Atatürk sevgileri de göstermelik
Millî Mücâdele’nin ve Türkiye Cumhuriyeti devletinin kurucu kadrosunun lideri Mustafa Kemâl Atatürk, bu sloganperestlerin suistimâl ettiği değerlerinden başında gelir. “Beni görmek yüzümü görmek değildir; beni görmek fikirleri anlamaktır” demesine rağmen, Atatürk’ü rakı sofrası, beyaz leblebi, ekose desenli süveter gibi imajlara sıkıştıran bu vatansever görünümlüler, Atatürk’ün birçok sözünü de bağlamından çıkarıp kullanmaktadır. Mustafa Kemâl Atatürk’ün “Türk demek Türkçe demektir. Ne Mutlu Türküm Diyene” sözünün sâdece ikinci kısmını alıp Atatürk’ü ilâhlaştıran Kemalizm’in “amentüsü” hâline getirdikleri “Andımız” metnine ekleyenler, bu sloganperest vatansever görünümlülerin en prim yapanlarıdır.

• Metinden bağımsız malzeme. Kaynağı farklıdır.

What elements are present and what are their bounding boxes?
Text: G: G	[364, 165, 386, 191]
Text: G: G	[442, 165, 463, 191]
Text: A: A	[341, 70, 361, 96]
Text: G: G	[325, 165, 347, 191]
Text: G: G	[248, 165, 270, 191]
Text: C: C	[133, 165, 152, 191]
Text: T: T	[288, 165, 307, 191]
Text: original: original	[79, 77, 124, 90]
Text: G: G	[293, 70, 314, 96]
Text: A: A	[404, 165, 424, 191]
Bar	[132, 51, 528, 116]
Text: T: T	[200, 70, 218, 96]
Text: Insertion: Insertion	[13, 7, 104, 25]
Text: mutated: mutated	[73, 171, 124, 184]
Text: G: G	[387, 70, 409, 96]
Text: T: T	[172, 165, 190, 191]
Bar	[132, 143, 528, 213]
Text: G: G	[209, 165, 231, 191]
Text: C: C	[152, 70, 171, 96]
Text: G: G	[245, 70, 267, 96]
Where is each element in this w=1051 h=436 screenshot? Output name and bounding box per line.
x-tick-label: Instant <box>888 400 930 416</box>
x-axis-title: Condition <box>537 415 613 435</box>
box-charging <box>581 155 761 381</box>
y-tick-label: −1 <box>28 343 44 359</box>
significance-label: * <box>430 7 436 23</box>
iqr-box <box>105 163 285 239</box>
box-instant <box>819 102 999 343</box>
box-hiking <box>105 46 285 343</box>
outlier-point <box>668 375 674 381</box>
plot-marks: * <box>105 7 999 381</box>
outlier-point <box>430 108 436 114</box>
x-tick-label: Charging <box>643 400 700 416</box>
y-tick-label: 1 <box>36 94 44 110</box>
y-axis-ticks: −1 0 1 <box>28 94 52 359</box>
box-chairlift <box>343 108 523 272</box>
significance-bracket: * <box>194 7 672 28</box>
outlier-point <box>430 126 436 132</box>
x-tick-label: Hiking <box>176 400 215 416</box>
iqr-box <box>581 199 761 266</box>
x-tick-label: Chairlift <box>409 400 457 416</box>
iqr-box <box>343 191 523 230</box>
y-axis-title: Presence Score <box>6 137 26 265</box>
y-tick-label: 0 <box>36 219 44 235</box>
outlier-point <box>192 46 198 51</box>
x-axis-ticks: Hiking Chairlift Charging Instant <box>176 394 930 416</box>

Atatürk’ün bu sözünün baş tarafı atarak anlam bağlamından koparan ve bu sözü siyâsî bir sürtüşme ve gerilim malzemesi yapanlar, Kemalizm adına girdikleri kavgada beleşe yumruk ve tekme atma sevdâsındadır.
Zâten bu sözü bağlamından koparmayıp anlamış olsalardı, bu devletin resmî dili ve çoğumuzun anadili olan Türkçe’ye ikinci sınıf dil muamelesi yapıp, öğrendikleri yarım yamalak İngilizce ile hava atmaya kalmaz ve İngilizce eğitim veren okulları baş tâcı etmezlerdi. Bu sözdeki “Türküm” ifâdesi “I am Turkish”, “Je suis Turc” ya da “Ich bin Türkish” olarak çevrilemeyecek ve Türkçe olarak söylendiğinde anlam bulan bir ifâdedir.
Metnin sonuna ekledikleri bu yarım cümle ile tanrısal bir dokunulmazlık vermeye çalıştıkları “Andımız” denen metin, senelerce bu ülkenin ilkokullarında her sabah bağıra bağıra okunmasına rağmen, toplumda hiçbir karşılığı olmamıştır. Anayasamızın değiştirilmesi teklif edilemeyen kanunlarından biriyle sâbit olduğu için kaldıramadıkları İstiklâl Marşımız’ı gölgede bırakmak için çıkardıkları “Andımız” denen metindeki ifâdeler de slogan örnekleridir.
“İlkem küçüklerimi korumak, büyüklerimi saymak, yurdumu milletimi özümden çok sevmektir” diye and içenlerin birçoğu, büyük küçük demeden insanları inançları gereği yaşamaktan alıkoymuş ve hep öz menfaatini düşündükleri için yurdu ve millete sıra gelmemiştir. Buldukları ilk fırsatta da yurdu terk edip başka bir ülkede başka milletler için çalışmaktan mutlu olmuşlardır.
“Açtığın yolda, gösterdiğin hedefe hiç durmadan yürüyeceğime and içerim” diyenlerin çoğu, bir taraftan yirmi yılda emekli olmanın, çalışmadan para kazanmanın, rant geliriyle rahat hayat sürmenin yollarını ararken, diğer taraftan da bu ülke için gecesini gündüzünü katanların önünü kesmekten ve hatta hayâtlarına kastetmekten geri durmamışlardır. Bunları da yaparken “çağdaş Türkiye” sloganı atmaktan utanmamışlardır.
“İstikbâl göklerdir” sözünü slogan hâline getirip tekrarlayanlar, bu ülkenin uçak sanayisini toprağa gömmekten çekinmediği gibi, şimdi yapılanları da mizâhî yollarla itibarsızlaştırmaktan çekinmemektedir.
Aynı gemideyiz
Bu devlet hepimizin içinde olduğu bir gemi gibidir. Lafla peynir ekmek gemisi yürümediği gibi, sloganlaştırılmış, içi boşaltılmış, toplumda ve çağın ihtiyaçları açısından karşılığı olmayan sloganlarla devlet ve ülke bir yere götürülemez. Niyetleri ülkenin hayrına bir şey yapmak olsaydı, sloganla konuşmayı bırakıp, ellerini taşın altına koyarlar ve bu ülke insanları ve vatandaşı oldukları devlet için iki taş olsa bile üst üste koyarlardı. Ama böyle yapmadıkları bir yana, “Ne mutlu Türküm diyene” sözünü slogan hâline getirip Türk devletini yıkmak isteyen teröristlerle iş birliği yaparlar.